Nebraska 8
Missouri 4

Oct. 26, 1896
Columbia, MO
1st Half2nd Half F 
Nebraska088
Missouri404
 

 

FORGOTTEN FEAT

FORGOTTEN FEAT

 

Who holds the record for the longest touchdown run from scrimmage against Nebraska? The legendary Gale Sayers’ 99-yard jaunt in 1963 has long been cemented in NU’s record book and is impossible to top.

But during the first 22 seasons of Nebraska football, college football’s goal lines were 110 yards apart, not 100. And in October 1896, a now-impossible thing happened.

Nebraska had traveled to Columbia to face Missouri in a rare Monday game. With the teams locked in a scoreless tie in the first half, Nebraska was hammering closer and closer to paydirt. The Tigers stiffened, and Nebraska turned the ball over on downs at the Mizzou 2 or 3 yard line. (Newspaper accounts disagree slightly on the exact spot.)

 

tucker_wilson_missouri2 (5K)
TUCKER

On the very next play, Missouri fullback Wilson Tucker took the ball straight up the middle. In those days, defensive alignments typically consisted of seven linemen, two linebackers (though they were not yet called that) and two backs. Tucker somehow got past them all and didn’t stop until he had crossed the Nebraska goal, 107 or 108 yards away, for a touchdown.

Either distance handily tops Sayers’ record, but there’s little chance the “Kansas Comet’s” dash will be bumped from its official perch. That’s because games before 1946 are generally excluded from Nebraska’s individual statistical records.

Why ignore 57 seasons? It took decades for football statistics-keeping to evolve and become standardized. In the old days, it was haphazard, unofficial and inconsistent if it existed at all. The task was done mainly by newspapers and wire services, and it wasn’t unusual for two stories about the same game to assign wildly conflicting yardages to a given play. Sorting it out after the fact can be next to impossible.

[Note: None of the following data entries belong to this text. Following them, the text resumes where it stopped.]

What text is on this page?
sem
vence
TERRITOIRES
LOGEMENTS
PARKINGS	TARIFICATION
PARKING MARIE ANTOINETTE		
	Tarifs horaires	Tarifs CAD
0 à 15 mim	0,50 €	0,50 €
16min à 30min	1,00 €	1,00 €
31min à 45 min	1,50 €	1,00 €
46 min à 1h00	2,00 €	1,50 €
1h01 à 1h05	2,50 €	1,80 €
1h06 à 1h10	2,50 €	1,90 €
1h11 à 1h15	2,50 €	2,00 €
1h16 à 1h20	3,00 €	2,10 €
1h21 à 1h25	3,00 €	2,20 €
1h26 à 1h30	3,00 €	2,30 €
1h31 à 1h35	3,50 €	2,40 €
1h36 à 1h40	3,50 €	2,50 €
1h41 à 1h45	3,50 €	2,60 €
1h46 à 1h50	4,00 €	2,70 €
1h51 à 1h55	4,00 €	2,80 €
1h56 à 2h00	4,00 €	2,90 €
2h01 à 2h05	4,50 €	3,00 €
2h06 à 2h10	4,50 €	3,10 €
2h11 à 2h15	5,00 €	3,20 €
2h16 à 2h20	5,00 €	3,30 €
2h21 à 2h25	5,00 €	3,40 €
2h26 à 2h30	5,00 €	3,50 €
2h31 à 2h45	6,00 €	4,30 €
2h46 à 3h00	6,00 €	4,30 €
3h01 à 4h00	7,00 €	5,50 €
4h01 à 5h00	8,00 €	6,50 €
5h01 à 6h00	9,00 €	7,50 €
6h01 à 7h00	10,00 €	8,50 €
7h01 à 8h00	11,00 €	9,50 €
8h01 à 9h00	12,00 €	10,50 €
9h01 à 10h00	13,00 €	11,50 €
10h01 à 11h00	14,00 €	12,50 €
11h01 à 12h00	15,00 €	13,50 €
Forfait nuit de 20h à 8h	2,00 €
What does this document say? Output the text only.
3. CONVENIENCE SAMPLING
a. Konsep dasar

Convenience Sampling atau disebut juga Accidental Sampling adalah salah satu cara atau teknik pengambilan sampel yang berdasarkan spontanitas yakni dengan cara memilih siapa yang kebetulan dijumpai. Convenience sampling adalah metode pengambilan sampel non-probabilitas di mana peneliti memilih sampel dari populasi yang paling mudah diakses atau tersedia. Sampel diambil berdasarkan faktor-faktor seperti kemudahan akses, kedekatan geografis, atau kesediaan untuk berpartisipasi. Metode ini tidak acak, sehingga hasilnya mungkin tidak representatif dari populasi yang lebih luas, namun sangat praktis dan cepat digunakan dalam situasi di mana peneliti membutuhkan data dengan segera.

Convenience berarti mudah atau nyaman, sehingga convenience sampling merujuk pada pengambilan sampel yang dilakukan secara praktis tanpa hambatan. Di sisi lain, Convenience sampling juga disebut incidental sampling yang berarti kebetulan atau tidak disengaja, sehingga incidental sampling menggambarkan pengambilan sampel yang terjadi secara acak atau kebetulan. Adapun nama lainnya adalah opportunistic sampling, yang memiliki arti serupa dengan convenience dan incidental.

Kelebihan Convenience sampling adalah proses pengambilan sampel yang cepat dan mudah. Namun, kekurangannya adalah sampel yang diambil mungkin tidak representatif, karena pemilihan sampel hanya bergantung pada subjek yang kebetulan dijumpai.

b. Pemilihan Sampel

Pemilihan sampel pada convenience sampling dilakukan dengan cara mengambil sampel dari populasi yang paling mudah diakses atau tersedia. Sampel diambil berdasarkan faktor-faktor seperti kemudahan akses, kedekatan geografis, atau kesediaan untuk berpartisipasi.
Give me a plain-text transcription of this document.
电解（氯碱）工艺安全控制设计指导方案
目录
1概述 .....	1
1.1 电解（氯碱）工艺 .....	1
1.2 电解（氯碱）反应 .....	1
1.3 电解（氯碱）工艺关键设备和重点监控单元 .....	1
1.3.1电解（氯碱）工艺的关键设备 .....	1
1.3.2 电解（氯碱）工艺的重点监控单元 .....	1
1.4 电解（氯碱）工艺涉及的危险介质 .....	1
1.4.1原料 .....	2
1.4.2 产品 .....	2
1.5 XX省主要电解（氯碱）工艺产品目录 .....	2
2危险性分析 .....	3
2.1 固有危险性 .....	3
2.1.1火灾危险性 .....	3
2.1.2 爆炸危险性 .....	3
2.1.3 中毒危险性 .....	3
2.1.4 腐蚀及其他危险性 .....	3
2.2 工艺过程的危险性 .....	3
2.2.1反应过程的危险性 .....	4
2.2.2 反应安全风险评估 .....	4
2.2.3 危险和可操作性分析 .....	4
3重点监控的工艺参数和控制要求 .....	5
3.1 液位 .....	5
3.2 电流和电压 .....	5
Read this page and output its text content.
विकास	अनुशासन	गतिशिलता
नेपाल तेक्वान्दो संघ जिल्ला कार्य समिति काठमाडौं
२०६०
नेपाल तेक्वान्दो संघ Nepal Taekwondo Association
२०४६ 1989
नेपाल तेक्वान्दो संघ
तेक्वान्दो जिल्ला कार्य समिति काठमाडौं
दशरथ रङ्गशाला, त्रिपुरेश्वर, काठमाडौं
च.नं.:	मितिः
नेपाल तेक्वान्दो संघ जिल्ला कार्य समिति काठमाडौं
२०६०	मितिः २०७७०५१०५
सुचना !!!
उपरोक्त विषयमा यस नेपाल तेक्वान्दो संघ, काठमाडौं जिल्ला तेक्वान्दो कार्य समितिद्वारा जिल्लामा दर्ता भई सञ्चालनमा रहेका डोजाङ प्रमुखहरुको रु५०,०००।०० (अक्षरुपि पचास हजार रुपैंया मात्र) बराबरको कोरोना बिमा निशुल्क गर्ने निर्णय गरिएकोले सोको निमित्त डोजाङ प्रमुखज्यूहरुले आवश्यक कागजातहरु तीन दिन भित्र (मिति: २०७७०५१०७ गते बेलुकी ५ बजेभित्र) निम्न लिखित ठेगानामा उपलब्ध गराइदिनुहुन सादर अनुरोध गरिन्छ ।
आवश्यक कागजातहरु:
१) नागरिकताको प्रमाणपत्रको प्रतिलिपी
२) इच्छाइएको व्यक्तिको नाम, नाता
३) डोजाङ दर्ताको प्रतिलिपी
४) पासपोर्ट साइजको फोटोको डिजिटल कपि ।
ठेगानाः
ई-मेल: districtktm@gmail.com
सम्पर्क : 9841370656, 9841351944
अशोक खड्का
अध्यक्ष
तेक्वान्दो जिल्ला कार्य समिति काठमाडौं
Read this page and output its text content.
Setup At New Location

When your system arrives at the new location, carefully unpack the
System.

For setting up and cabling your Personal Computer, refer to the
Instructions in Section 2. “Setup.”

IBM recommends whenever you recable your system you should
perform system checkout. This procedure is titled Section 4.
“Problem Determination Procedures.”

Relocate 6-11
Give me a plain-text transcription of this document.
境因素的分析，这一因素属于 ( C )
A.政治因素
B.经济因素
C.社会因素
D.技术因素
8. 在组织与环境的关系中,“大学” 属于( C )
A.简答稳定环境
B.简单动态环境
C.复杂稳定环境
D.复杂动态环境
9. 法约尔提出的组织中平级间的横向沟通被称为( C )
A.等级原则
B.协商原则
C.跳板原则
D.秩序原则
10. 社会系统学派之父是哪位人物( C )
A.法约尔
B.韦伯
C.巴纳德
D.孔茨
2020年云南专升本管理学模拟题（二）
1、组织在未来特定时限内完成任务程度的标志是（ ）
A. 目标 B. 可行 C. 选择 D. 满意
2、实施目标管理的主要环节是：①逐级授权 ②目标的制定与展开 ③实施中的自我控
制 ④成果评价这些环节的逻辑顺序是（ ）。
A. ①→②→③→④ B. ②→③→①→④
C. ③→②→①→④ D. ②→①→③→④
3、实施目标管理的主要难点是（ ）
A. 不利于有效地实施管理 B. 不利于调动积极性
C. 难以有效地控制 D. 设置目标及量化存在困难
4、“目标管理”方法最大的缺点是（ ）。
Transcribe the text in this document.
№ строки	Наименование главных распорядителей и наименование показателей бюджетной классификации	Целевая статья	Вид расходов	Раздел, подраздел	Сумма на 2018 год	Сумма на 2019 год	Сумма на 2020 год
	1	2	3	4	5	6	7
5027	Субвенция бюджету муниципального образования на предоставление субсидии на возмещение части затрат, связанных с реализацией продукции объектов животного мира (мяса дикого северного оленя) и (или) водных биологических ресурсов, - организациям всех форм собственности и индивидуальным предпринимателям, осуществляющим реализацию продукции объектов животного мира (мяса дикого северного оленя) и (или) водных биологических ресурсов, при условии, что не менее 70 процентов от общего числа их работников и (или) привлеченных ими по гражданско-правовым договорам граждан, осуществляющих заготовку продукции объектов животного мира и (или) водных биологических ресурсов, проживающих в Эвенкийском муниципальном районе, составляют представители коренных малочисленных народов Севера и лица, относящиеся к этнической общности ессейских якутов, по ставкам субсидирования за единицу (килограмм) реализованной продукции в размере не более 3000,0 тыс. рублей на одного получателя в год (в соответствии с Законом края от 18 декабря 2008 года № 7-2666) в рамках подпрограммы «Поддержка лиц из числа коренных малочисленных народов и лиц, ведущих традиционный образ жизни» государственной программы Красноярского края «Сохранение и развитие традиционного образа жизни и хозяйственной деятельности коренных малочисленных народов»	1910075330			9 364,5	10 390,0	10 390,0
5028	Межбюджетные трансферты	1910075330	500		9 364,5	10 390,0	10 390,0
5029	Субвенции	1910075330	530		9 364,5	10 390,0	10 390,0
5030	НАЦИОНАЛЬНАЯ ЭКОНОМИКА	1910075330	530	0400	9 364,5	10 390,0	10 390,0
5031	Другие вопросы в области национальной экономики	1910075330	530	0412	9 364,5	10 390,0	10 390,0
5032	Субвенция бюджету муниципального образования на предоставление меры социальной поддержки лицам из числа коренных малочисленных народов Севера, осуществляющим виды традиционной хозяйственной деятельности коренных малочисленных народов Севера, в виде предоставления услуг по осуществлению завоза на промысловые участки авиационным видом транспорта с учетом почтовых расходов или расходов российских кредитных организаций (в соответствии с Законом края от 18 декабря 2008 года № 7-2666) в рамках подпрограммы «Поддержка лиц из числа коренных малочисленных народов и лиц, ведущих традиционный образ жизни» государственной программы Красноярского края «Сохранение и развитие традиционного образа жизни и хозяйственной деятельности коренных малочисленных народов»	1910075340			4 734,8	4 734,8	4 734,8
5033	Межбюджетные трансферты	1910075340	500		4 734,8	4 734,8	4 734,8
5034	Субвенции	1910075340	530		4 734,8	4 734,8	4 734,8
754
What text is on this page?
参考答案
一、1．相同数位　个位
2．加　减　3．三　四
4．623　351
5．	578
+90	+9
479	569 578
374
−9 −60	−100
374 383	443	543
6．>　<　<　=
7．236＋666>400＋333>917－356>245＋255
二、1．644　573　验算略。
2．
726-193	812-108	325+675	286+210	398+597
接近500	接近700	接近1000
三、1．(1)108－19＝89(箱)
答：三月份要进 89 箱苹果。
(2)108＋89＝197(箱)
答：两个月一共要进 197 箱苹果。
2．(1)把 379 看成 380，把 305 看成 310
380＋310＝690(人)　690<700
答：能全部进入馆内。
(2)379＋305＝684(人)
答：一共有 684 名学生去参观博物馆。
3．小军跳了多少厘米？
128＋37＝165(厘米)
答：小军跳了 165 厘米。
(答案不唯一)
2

Despite all that, at least one exception to Nebraska’s 1946 cutoff does exist. Cornhusker fullback Harvey Rathbone is credited with the school’s single-game record for touchdowns – seven – even though it happened in 1910.

Perhaps a claim to fame like Rathbone’s simply wasn’t meant to be for Missouri’s Wilson Tucker. His luck is such that he’s nowhere to be found in Mizzou’s own record book – not even on the list of all-time lettermen. And his run didn’t alter the game’s outcome.

What Tucker’s touchdown did do was give the Tigers a 4-0 lead just moments after a deficit of 0-4 or worse seemed imminent. That’s known today as a two-touchdown swing and a momentum-changer, but Missouri would do no further damage.

Nebraska played stifling defense the rest of the way and mustered up enough offensive punch to score two second-half touchdowns. Halfback Leonard Packard’s 25-yard run proved to be the game-winner, and Tucker’s long-distance ramble became a soon-forgotten footnote. Time will tell whether it ever becomes a footnote in the record books.

NOTES: The Omaha Bee singled out Packard’s “phenomenal” runs, quarterback Orley Thorpe’s timely use of trick plays, and right guard Edmund Turner’s tough running in short-yardage situations. … Tucker’s fumble of a punt helped set up Nebraska’s second touchdown. … In Lincoln, the Nebraska players were greeted at the train depot by “a howling mob of students, who piled the victors into a waiting obmibus, from which the horses had been removed, and drew them triumphantly back to their alma mater.”